Projekte verbrauchen weniger Umwelt

Ihr nachweisbar niedrigerer Umweltverbrauch gegenüber dem Normalverbrauch (auch in ökologischen Haushalten) wird in einer Studie der Uni Kassel belegt. Dies wird allerdings nicht als Konsumverzicht, sondern als Qualitätszuwachs gesehen. Andere Werte – wie solidarisches Verhalten, soziale Bezüge, politisches Engagement, künstlerische Aktivitäten – haben Vorrang, und die Gemeinschaft macht es möglich, diese anderen Werte „alltäglich“ zu leben.

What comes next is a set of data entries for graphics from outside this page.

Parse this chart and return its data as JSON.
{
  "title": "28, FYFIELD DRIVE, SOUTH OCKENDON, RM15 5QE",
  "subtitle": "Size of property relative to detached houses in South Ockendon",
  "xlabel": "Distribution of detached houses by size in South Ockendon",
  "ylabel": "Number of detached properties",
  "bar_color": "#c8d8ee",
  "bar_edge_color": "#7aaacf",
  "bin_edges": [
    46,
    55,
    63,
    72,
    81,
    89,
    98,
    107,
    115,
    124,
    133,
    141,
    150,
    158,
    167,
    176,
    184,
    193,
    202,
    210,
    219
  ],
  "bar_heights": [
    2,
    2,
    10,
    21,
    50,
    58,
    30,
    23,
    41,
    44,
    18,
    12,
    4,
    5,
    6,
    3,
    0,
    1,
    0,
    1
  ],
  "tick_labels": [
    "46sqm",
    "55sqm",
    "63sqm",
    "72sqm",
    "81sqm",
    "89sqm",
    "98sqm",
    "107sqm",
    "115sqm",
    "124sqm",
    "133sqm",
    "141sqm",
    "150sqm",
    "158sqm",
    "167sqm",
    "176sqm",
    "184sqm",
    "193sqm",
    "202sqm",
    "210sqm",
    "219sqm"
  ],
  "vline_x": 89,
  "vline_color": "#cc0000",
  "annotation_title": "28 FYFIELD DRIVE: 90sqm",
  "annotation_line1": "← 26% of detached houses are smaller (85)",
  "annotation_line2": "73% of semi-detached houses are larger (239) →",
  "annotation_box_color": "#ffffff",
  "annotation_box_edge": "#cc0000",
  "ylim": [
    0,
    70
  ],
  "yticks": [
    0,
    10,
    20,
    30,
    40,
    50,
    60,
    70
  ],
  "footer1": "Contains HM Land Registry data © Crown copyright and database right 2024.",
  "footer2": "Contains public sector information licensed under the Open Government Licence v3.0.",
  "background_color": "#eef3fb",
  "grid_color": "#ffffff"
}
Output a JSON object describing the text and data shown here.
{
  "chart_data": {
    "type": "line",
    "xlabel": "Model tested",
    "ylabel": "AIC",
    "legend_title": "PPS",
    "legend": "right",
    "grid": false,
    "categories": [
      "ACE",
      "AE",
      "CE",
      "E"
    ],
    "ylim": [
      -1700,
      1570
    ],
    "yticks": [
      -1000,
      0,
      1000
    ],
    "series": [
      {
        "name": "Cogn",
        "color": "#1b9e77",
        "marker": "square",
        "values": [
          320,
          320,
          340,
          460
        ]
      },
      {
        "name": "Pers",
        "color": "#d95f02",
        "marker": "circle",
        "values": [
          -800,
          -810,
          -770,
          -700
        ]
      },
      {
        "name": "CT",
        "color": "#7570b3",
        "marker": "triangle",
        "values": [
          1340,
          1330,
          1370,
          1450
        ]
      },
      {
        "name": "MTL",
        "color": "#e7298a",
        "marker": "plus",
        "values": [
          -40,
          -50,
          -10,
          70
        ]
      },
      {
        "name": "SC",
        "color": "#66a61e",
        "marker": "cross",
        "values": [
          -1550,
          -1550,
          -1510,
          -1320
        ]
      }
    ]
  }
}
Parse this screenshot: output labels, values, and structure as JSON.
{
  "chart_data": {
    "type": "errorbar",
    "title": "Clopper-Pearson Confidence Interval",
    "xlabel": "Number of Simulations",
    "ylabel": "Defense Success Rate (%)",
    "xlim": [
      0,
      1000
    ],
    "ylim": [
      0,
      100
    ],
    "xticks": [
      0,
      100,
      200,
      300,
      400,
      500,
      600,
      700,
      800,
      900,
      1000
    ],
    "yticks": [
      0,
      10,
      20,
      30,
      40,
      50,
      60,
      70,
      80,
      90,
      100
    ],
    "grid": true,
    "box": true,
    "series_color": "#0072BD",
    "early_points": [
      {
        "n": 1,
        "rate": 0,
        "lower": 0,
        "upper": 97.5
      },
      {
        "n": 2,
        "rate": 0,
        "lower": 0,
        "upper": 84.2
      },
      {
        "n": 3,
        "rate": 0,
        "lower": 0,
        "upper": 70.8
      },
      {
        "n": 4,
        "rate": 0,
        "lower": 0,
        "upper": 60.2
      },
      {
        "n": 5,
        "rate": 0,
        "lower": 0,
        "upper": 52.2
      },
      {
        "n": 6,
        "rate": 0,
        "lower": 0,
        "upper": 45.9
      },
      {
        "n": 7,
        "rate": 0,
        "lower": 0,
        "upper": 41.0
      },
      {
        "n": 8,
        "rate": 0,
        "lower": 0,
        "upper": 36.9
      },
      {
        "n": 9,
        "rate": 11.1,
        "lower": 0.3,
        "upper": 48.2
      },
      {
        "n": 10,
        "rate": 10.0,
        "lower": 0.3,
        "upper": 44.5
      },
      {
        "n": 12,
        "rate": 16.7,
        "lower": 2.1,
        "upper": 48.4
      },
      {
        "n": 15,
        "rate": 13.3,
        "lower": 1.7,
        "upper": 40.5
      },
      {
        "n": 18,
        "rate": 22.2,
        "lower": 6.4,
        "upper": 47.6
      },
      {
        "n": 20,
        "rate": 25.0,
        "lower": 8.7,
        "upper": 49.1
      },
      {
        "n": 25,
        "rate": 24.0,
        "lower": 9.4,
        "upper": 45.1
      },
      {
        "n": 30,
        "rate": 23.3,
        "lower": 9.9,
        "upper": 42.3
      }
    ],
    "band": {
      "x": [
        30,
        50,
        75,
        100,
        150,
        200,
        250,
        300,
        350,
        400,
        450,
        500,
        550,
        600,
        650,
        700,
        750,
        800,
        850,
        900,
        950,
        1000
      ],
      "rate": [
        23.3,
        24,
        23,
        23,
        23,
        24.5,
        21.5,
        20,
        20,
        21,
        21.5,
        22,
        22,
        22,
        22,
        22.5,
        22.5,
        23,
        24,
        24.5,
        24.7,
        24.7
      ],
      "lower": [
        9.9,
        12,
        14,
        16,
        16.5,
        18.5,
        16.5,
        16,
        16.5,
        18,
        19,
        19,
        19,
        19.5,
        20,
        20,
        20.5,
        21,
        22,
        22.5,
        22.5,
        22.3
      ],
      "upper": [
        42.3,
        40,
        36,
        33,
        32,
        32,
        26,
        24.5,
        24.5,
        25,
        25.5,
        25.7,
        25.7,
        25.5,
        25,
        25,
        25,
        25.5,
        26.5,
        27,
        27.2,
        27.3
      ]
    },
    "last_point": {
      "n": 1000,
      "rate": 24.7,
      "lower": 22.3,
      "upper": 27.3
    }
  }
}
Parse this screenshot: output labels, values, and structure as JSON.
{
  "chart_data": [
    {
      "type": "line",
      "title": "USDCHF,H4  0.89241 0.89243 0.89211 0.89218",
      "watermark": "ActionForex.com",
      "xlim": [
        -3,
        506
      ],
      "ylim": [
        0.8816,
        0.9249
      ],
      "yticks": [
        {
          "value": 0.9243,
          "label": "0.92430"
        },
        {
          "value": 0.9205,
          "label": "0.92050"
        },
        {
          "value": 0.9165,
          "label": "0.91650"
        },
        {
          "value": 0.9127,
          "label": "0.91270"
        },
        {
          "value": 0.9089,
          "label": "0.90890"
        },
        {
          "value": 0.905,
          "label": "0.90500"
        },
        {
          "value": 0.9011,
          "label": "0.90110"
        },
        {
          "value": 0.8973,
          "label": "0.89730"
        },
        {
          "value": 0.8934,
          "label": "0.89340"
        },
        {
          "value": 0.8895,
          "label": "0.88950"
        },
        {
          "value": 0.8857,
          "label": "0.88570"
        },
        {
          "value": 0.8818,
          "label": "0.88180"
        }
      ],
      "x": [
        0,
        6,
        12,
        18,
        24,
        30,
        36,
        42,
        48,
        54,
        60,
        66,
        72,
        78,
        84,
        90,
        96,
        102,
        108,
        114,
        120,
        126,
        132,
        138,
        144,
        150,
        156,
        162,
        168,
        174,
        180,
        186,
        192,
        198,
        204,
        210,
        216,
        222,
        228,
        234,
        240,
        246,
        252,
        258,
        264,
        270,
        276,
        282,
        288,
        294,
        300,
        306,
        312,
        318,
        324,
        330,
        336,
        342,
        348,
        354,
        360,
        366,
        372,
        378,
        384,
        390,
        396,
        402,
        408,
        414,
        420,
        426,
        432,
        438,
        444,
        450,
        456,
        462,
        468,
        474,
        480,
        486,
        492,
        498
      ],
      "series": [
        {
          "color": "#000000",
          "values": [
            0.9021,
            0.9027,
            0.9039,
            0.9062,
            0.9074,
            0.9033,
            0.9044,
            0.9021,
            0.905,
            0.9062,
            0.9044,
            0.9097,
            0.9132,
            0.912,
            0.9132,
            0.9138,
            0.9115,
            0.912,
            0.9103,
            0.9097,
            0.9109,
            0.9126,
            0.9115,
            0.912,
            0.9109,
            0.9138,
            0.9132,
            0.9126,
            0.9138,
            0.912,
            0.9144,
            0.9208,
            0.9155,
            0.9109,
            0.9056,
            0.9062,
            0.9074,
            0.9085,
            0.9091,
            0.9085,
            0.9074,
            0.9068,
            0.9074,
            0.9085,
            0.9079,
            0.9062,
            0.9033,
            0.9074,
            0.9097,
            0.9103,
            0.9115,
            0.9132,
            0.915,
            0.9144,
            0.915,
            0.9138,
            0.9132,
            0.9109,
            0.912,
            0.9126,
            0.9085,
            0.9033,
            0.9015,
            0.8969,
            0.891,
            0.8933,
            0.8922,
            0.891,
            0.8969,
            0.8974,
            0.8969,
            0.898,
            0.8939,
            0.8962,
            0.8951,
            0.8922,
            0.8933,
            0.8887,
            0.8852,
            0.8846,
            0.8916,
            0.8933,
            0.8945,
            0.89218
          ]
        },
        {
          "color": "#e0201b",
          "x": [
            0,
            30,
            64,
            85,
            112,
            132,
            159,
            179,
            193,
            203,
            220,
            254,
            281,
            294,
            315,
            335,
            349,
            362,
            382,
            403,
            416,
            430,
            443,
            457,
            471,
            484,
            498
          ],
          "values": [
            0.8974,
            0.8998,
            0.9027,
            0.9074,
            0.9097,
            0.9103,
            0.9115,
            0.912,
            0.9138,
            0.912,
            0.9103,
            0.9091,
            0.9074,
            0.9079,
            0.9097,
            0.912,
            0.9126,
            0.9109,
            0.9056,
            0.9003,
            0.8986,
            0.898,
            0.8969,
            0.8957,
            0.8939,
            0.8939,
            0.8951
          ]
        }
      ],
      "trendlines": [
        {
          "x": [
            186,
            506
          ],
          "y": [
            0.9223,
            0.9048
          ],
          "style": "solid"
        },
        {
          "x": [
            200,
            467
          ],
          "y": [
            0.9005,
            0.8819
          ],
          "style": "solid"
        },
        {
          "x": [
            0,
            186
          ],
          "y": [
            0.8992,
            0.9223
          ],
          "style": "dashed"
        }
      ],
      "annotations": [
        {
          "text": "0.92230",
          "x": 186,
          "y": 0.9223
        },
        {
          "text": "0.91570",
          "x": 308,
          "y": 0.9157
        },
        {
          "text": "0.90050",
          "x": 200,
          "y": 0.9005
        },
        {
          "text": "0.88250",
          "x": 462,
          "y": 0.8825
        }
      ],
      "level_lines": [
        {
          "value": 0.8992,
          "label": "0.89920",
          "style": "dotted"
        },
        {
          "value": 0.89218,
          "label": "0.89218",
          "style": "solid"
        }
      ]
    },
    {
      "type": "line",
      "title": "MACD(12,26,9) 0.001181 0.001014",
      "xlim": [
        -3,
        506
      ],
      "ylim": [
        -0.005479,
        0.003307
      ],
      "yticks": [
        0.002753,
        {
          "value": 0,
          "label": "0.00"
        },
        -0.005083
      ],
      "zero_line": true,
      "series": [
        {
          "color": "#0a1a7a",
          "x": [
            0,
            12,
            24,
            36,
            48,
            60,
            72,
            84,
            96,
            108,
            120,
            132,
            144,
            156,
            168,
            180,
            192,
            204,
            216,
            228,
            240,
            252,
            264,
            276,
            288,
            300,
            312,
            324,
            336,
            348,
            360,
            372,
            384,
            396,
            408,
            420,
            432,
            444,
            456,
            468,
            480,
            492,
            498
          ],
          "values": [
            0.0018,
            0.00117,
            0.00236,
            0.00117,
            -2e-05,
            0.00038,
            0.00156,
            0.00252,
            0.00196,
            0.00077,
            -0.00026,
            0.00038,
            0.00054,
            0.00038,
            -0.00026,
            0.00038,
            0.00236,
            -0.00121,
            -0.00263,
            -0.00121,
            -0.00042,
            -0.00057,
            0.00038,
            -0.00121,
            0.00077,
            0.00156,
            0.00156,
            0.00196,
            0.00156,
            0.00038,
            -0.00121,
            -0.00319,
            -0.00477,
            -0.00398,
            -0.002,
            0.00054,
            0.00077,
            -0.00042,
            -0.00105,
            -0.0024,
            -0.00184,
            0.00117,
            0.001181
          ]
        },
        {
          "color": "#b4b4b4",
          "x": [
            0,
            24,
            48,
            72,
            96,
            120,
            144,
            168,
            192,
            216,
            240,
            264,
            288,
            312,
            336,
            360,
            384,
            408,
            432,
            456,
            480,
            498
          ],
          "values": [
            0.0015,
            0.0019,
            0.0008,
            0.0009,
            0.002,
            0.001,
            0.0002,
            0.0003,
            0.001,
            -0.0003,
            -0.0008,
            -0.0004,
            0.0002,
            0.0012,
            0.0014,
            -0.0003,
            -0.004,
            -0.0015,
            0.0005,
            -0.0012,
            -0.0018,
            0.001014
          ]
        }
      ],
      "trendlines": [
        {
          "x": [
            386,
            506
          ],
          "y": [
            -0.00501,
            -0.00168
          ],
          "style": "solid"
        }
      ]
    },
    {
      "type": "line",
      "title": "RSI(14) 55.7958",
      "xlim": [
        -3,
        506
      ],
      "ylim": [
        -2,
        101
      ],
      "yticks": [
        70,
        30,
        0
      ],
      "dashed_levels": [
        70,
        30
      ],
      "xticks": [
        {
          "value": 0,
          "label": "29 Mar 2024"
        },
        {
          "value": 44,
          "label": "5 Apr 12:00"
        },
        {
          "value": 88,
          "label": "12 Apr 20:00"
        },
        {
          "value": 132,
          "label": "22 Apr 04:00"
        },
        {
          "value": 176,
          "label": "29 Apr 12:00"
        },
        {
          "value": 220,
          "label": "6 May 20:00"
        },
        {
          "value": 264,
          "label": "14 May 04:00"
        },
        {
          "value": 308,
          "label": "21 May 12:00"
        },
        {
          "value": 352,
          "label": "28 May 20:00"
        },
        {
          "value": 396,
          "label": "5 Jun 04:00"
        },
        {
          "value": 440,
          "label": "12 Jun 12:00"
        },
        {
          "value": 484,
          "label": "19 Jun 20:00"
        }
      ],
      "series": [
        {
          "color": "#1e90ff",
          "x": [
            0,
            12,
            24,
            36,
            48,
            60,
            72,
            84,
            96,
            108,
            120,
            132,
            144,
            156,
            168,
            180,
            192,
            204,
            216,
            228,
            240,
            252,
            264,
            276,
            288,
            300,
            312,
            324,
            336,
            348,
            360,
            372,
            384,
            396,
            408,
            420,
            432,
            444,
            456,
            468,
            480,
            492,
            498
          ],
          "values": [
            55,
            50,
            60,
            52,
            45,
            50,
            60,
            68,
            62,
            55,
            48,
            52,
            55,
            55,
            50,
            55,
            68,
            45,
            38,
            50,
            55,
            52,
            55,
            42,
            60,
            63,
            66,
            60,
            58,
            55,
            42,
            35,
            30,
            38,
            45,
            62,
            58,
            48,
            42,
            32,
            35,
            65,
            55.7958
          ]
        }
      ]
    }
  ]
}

Wenn gemeinschaftliche Lebenszusammenhänge neue Erfahrungsräume darstellen, wie können wir dann mehr Menschen Zugang zu solchen Erfahrungen ermöglichen, wie gestalten wir menschliche Begegnung? Einen möglichen Zugang bietet die dialogische Nutzung verschiedener Kunstformen. Teresa Heidegger, die Regisseurin des auf dem Sozialforum zu sehenden Theaterstückes „Global Player“, fragt sich: „Wie kommen wir aus dieser Kritik am Bestehenden in eine Hoffnung, eine Vision eines anderen Lebens? Das Theater vermag die Antwort darauf nicht zu geben. Es vermag jedoch einen emotionalen Raum der Berührung zu kreieren.“

Dieser Vereinigung von Herz und Intellekt, von persönlichem und politischem Wandel einen gesellschaftlichen Raum zu geben ist eine der zentralen Aufgaben des Sozialforums. Es braucht eine Art „Selbsthilfebewegung der sozialen Bewegungen“, die uns hilft, entsprechend unseren Idealen zu leben. Früher sollte der „neue Mensch“ (um)erzogen werden. Heute sollten wir lieber nach einer sanfteren Pädagogik des Dialogs suchen. Doch ohne diese Selbstentdeckung des „revolutionären Subjekts“ wird die Revolution auch diesmal ausfallen. Eine andere Welt ist möglich – wenn wir anders leben!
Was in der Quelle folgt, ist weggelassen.